Paris 5 Février 2019

De passage à Paris le 5 février 2019 dans le cadre de la 6ème session du dialogue politique entre la France et l’Iran, Son Excellence Seyed Abbas ARAGHCHI, Vice-ministre iranien des Affaires étrangères a commenté avec quelques experts ses échanges avec son homologue français et présenté ses vues de la situation internationale depuis le retrait unilatéral des Etats-Unis de l’accord sur le nucléaire du 14 juillet 2015.

Il s’est tout d’abord félicité des échanges avec le Ministère français des Affaires Etrangères qui ont permis d’aborder toutes les questions et de d’exposer clairement les positions des deux parties dans un climat constructif et de franchise.

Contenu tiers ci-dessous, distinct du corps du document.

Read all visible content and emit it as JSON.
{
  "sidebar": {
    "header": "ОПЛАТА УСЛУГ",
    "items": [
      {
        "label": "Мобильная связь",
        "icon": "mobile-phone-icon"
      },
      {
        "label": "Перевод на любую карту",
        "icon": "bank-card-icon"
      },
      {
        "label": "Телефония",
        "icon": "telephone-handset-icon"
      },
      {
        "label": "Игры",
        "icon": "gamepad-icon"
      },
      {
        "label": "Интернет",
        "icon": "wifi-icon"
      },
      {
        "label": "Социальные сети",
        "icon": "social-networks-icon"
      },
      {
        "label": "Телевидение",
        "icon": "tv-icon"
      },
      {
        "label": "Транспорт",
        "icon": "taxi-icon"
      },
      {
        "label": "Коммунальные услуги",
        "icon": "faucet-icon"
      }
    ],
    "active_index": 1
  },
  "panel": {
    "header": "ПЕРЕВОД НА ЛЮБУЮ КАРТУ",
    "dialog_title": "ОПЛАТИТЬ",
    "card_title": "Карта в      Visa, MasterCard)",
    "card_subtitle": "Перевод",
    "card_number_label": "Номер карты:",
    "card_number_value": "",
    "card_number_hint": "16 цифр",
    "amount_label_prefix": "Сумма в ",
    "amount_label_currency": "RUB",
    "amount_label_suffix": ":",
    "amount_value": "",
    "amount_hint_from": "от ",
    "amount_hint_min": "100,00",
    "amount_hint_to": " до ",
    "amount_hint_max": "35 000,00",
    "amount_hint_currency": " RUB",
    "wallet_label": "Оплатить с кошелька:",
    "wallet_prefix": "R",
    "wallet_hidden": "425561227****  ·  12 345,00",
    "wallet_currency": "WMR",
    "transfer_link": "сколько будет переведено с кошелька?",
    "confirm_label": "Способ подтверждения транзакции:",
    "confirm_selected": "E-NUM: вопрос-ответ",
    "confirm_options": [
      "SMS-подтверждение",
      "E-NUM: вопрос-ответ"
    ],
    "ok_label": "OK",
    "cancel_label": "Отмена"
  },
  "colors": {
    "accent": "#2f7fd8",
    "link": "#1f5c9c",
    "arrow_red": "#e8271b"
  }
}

Le retrait américain d’un traité qui constituait une avancée significative pour les équilibres et la sécurité du monde, traité entériné par une résolution des Nations Unies et donc par la communauté internationale, constitue une régression fatale à l’établissement de relations apaisées dans le monde entre les états, sur la base d’accords « gagnant-gagnant ». L’ensemble des pays et des organisations internationales avaient pourtant pu vérifier que toutes les parties respectaient les engagements pris pour cet accord, notamment l’Iran qui avait fait un effort énorme d’arrêter ou de diminuer nombre de ses activités dans le domaine nucléaire pour se conformer dans les moindres détails aux prescriptions techniques, ce que l’Organisation Internationale de l’Energie Atomique a vérifié et confirmé officiellement en plusieurs occasions.

Dès lors, qui acceptera de signer un accord international bénéfique à tous impliquant les Etats-Unis ?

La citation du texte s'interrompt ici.